The decision dismisses claims by a group of Nigerians that Shell aided in the torture and murder of dissidents in Nigeria in the 1990s, including the playwright Ken Saro-Wiwa.
“The principle of individual liability for violations of international law has been limited to natural persons -- not ‘juridical’ persons such as corporations -- because the moral responsibility for a crime so heinous and unbounded as to rise to the level of an ‘international crime’ has rested solely with the individual men and women who have perpetrated it,” Judge Jose Cabranes wrote on behalf of the two-judge majority.
Cabranes said that the Alien Tort Statute, enacted in 1789, allows U.S. courts to hear death and injury claims by non-U.S. citizens connected to violations of international law, including war crimes and crimes against humanity.
“This is going to alter the landscape of existing and contemplated cases,” said Jonathan C. Drimmer, a partner at Steptoe and Johnson LLP, who lectures on the subject at Georgetown University Law Center in Washington. “Assuming this ruling stands, and even while it remains in effect, there are going to be motions to dismiss Alien Tort Statute claims cases by corporations.”

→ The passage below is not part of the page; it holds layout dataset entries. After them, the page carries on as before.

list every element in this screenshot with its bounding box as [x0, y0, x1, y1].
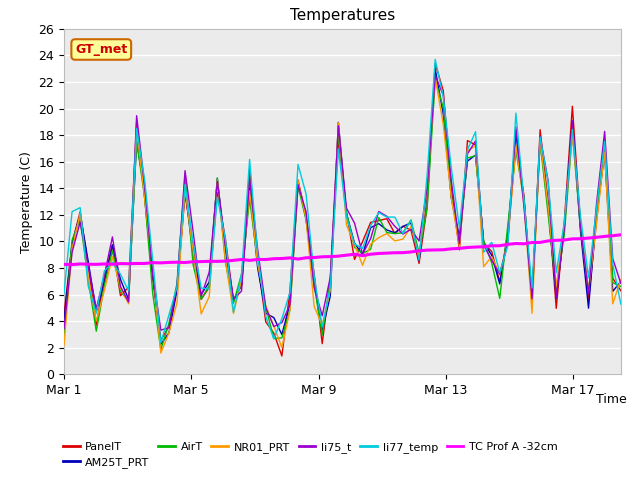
Legend: PanelT, AM25T_PRT, AirT, NR01_PRT, li75_t, li77_temp, TC Prof A -32cm: PanelT, AM25T_PRT, AirT, NR01_PRT, li75_… [58, 437, 562, 472]
X-axis label: Time: Time [596, 394, 627, 407]
Title: Temperatures: Temperatures [290, 9, 395, 24]
Text: GT_met: GT_met [75, 43, 127, 56]
Y-axis label: Temperature (C): Temperature (C) [20, 151, 33, 252]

Drimmer said the case may be reconsidered by the entire appeals court, which reviews decisions from federal courts in New York, Vermont and Connecticut.
Circuit Judge Pierre N. Leval wrote a separate opinion in which he agreed that the case should be dismissed but disagreed that the Alien Tort Statute applies only to individuals.
“The majority opinion deals a substantial blow to international law and its undertaking to protect fundamental human rights,” he wrote. “According to the rule my colleagues have created, one who earns profits by commercial exploitation of abuse of fundamental human rights can successfully shield those profits from victims’ claims for compensation simply by taking the precaution of conducting the heinous operation in the corporate form.”
He agreed that the case should be dismissed, saying the plaintiffs didn’t properly claim Shell intended to cause the Nigerian government to violate human rights.
The case, filed in 2002, claimed that Royal Dutch Petroleum Co. and Shell Transport and Trading Co. aided the Nigerian government, through a Shell subsidiary in that country, in committing human rights abuses beginning in 1993.
The suit was filed by people in Nigeria’s Ogoni region. No individual was sued.
The suit claimed that Shell helped the Nigerian government in putting down Ogoni protests against oil production in the region through the use of extrajudicial killings, torture, arbitrary arrests, forced exile and destruction of property.
Paul L. Hoffman, a lawyer for the Nigerian plaintiffs, didn’t immediately reply to a voice-mail message seeking comment on the ruling.
“We agree with the decision of the court,” Shell spokesman Bill Tanner said.
The case is Kiobel v. Royal Dutch Petroleum Co., 0096-4800, 2nd U.S. Circuit Court of Appeals (Manhattan.)